Cette question, le lecteur peut se la poser vis-à-vis de la série elle-même : peut-on tomber follement amoureux d'une histoire en douze épisodes ? Douze épisodes, c'est pas grand-chose, et c'est beaucoup pourtant, parce qu'en vérité la publication de The Human Target s'est étalée sur plus de 18 mois. Tom King a dévoilé qu'il a fallu trois ans de travail pour boucler ces 12 numéros.

Mais la réponse, dans le deux cas, est simple, étonnamment facile : oui, on peut tomber fou d'amour pour quelqu'un et pour une BD en si peu de temps. Pas seulement parce qu'on éprouve des remords à avoir précipité la fin d'un homme en l'empoisonnant par erreur, ou parce que le livre est beau et bien écrit. Mais tout simplement parce que cela procède de cette curieuse alchimie qui se produit entre deux personnes, une femme et un homme, un lecteur et un livre. C'est inexplicable, miraculeux, incongru, mais c'est aussi évident. La magie opère, c'est la bonne personne/le bon livre au bon moment, au bon endroit. Et voilà.

Réfléchissez au nombre de personnes et de livres que vous rencontrez ainsi dans une vie de lecteur et qui vous retourne complètement, dont vous savez qu'il y aura un avant et un après. Il n'y en a pas beaucoup mais vous les situez tout de suite en les cherchant dans votre entourage ou dans votre bibliothèque. C'est un peu comme jouer à quel objet j'emporterai si ma maison était en feu. Pas forcément un bibelot essentiel, mais quelque chose d'intimement précieux. Ou alors se demander pour qui vous seriez prêt à faire une folie. Un truc qu'on ne vous soupçonnerez pas de faire mais que vous oseriez pour une personne aimée.

Parfois les histoires d'amour, d'amitié, finissent, brutalement.
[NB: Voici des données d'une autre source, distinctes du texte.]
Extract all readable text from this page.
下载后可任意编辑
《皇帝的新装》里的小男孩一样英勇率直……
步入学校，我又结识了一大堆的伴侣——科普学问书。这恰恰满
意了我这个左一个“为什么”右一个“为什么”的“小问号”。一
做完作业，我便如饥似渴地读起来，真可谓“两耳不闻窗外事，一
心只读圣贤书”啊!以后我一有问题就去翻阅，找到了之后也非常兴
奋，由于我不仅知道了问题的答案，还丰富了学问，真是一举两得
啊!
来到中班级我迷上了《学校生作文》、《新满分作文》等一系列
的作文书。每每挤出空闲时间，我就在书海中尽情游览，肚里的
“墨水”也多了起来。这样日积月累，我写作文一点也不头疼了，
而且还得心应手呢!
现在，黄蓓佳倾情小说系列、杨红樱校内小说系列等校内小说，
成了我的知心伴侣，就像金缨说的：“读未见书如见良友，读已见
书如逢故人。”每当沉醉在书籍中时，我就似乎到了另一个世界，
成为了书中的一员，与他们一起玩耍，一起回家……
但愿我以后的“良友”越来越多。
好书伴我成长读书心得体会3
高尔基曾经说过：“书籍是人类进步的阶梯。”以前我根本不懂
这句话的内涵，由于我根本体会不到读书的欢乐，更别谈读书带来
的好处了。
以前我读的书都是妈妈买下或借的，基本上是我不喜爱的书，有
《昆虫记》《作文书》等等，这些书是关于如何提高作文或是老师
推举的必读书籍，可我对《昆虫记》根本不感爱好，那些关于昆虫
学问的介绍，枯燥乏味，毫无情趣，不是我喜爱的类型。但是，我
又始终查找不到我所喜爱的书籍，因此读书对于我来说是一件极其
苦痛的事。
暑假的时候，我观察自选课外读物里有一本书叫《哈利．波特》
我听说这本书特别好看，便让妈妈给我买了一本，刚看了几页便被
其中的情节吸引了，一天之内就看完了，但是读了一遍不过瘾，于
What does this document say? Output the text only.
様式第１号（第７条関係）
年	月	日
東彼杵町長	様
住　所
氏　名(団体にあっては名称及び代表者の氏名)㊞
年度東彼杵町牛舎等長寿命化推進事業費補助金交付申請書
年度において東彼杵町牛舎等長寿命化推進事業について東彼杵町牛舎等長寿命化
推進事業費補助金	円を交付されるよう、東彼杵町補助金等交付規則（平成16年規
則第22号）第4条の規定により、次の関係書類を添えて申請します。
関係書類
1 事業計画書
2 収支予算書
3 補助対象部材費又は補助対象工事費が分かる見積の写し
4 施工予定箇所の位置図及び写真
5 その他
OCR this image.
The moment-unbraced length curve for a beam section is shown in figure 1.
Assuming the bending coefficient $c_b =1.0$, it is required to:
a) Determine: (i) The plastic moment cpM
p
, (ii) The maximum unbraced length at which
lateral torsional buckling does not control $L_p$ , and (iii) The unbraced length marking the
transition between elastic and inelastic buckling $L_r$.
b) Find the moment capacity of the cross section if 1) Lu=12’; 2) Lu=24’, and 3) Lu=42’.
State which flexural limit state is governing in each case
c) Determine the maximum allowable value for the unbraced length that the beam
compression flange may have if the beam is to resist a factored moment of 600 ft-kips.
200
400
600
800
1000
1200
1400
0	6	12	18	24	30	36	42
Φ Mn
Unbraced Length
C'est toujours brutal, même quand on sent que c'est la fin depuis un moment. On n'en fait jamais le deuil, jamais complètement. C'est quelque chose qui vosu reste dans un coin de la tête et du coeur. Parce que ça fait partie de vous, de ce qui vous construit, de ce qui vous définit. C'est l'expérience que fait Ice - et qu'a fait Christopher Chance dans The Human Target. Ice n'oubliera jamais Chance et nosu non plus. On n'oubliera d'autant moins que la fin de ce douzième et dernier épisode est vraiment, mais vraiment magistrale. Diabolique. D'ailleurs je pense ne pas me tromper en affirmant que, que l'on aime ou pas cette série, sa dernière page soufflera tout le monde.

Sur Twitter, aujourd'hui, Greg Smallwood remercie Tom King, le lettreur Clayton Cowles et toute l'équipe éditoriale qui a rendu possible cette série. King auparavant avait salué son dessinateur pour le brio de son travail, la manière dont il avait sublimé son script, la qualité de leur collaboration. Moi, j'ai remercié Greg Smallwood aussi. Et Tom King. Parce qu'ils m'ont rappelé ce que je ne veux jamais oublier ni trahir : qu'une BD se fait à deux (au moins), qu'il n'y a pas un scénariste, puis un dessinateur, mais un scénariste ET un dessinateur et que c'est ensemble que c'est possible, que jamais, jamais on ne devrait l'oublier, ni au moment de parler de la BD, ni au moment pour l'éditeur d'inscrire sur une couverture les noms des créateurs. Ce n'est pas The Human Target by Tom King ou by Greg Smallwood, c'est The Human Target by Tom King & Greg Smallwood.

N'oubliez jamais de glisser un mot, même un seul pour l'artiste. Ne faîtes pas comme tous ces pseudo-fans et experts des comics qui oublient l'artiste quand ils signent un article ou comme les mauvais éditeurs qui préfèrent mettre en avant le scénariste en négligeant la contribution, essentielle, du dessinateur. Si vous aimez la BD et ceux qui la font, alors respectez ceux qui la font, faîtes l'effort, minime, de citer et l'un et l'autre des auteurs. Tom King ne serait rien ici sans Greg Smallwood et Smallwood n'aurait pas brillé autant sans King. The Human Target ne serait pas ce qu'il est sans King et Smallwood.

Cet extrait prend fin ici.